Tuesday, December 06, 2005

 

Something I need to expand on

It strikes me that some of the differences between today's political Right and Left are tellingly evidenced by their response to victimization:

The Right, when attacked, typically seeks means to fight back. On the issues. This is an OPTIMISTIC stance, "nobler in the mind ... to take arms against a sea of troubles, and, by opposing, end them".

The Left, to my mind, tends to seek compensation. To divert resources from the undamaged to the damaged. This is a PESSIMISTIC stance. "If it moves, tax it, if it stops moving, subsidize it."

On terrorism:

Right ..................... Left
----- ..................... ----
direct .................... indirect
active .................... passive
offensive ................. defensive
long-term ................. short-term
pragmatic solutions ....... despair over 'root causes'
good vs. evil ............. moral equivalence
oppose .................... appease
reform the sources ........ respect other cultures
name the enemy ............ join the victim
profile them .............. say 'Tim McVeigh' over and over
start now ................. wait for threat to be imminent

On poverty or race:

reward success ............. ameliorate failure
benefit from progress ...... foster perpetual client status
celebrate 'best practices' . solidarity with those worst off
attract the ambitious ...... retain the hopeless
educate .................... raise awareness
work ....................... nurse grievances

Obviously I could keep that up for quite a while, on many issues, but I'm not going to reach a thorough synthesis today. I started thinking along the lines of optimism vs pessimism, fixing problems vs perpetuating compensation while thinking of the current arguments over distribution of federal Homeland Security money to state and local governments. Of course the per-capita approach seems silly when one equates the terrorist threat to Idaho with that to New York city... But neither should we give preferential treatment to places with potential problems, lest we reward dysfunction. The reductio ad absurdum here would be: should Hollywood get extra money based on demonstrable terrorist sympathies in its population? How many pro-terrorist fatwahs could Detroit's mayor get the imams of his city to issue, if it would mean federal subsidies pour in?
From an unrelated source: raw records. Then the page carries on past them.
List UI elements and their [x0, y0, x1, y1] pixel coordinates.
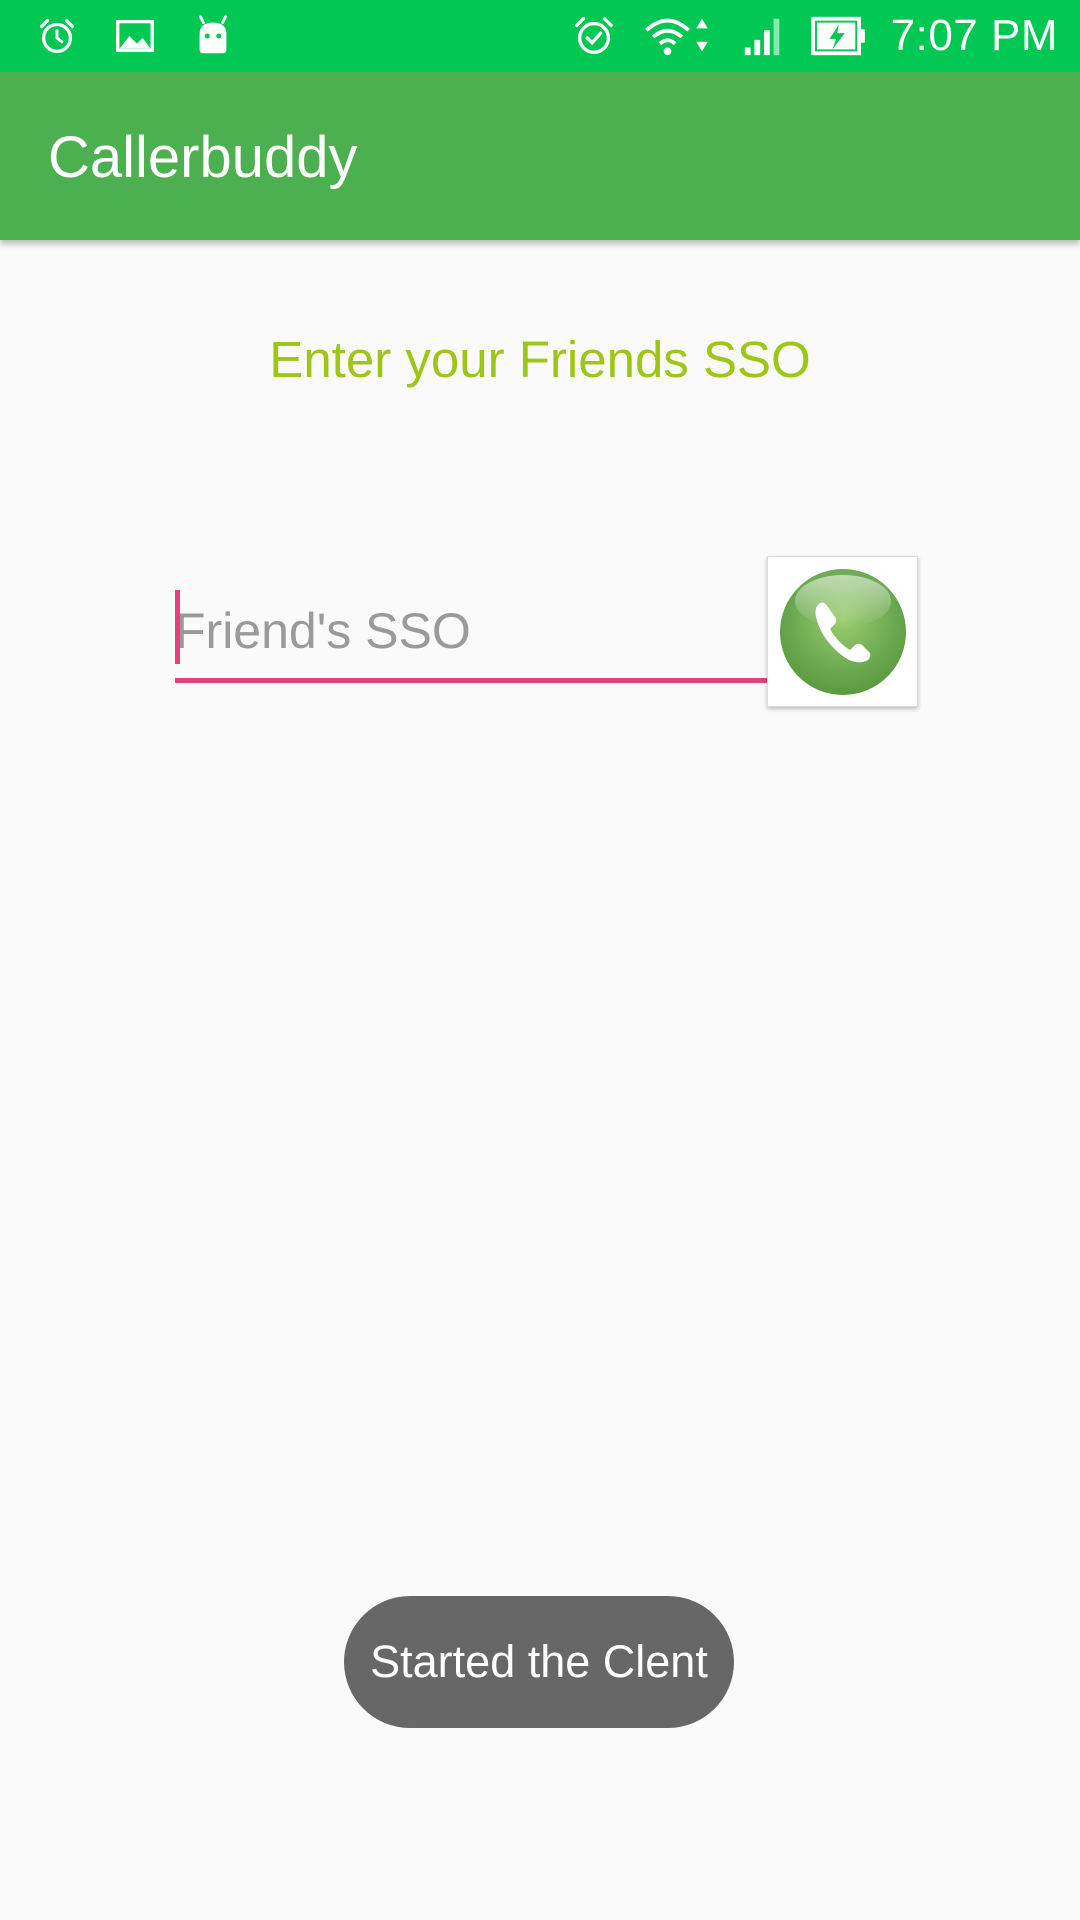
phone-icon	[779, 568, 906, 695]
status-time: 7:07 PM	[890, 11, 1058, 60]
status-bar: 7:07 PM	[0, 0, 1080, 72]
app-title: Callerbuddy	[48, 125, 358, 190]
call-button[interactable]	[767, 556, 918, 707]
wifi-icon	[639, 13, 719, 59]
toast-message: Started the Clent	[344, 1596, 734, 1728]
signal-icon	[741, 13, 787, 59]
battery-charging-icon	[809, 13, 869, 59]
alarm-clock-icon	[34, 13, 80, 59]
status-bar-notifications	[34, 12, 236, 60]
status-bar-system: 7:07 PM	[571, 11, 1058, 60]
image-icon	[112, 13, 158, 59]
app-bar: Callerbuddy	[0, 72, 1080, 240]
text-cursor	[175, 590, 180, 664]
sso-prompt-label: Enter your Friends SSO	[269, 331, 811, 388]
android-icon	[190, 13, 236, 59]
sso-input-underline	[175, 678, 767, 683]
sso-field[interactable]	[175, 590, 767, 686]
alarm-check-icon	[571, 13, 617, 59]
sso-input[interactable]	[175, 590, 765, 672]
There is no 'conservative' approach to this problem: if the federal money flow becomes a permanent program, more needs will always crop up and the squeakiest wheels will get the grease. The Republican answer should be: stay on offense, solve the problem over there, don't keep paying for ever-more-perfect defenses here.

It is strange how the ossification of Democratic Party policies continues to make the label 'conservative' continue to stretch out and include new ideas. Are we Republicans now not just the 'big-tent' but 'expanding-tent' party? How did we get the Log Cabin (that is, gay) Republicans? Just because the Democrats' identity politics model won't admit anyone who dissents from other parts of their platform. Rudy Giuliani is a Republican despite being 'pro-choice' because we are not a one-issue party; but it is an article of faith (yes, faith) for the Democrats that Republican rule will usher in a theocracy. 'Conservative' is a label increasingly seen as a positive one even among young people, 'conservative activist' is not seen as an oxymoron any more... If only for didactic purposes we may have to start calling our movement 'Traditional American' instead of 'conservative', before we get too far from the dictionary definition. And then what do we get to call our opponents, 'Utopian Europeans'? Maybe 'Post-dialectic Marxists', I'd like that.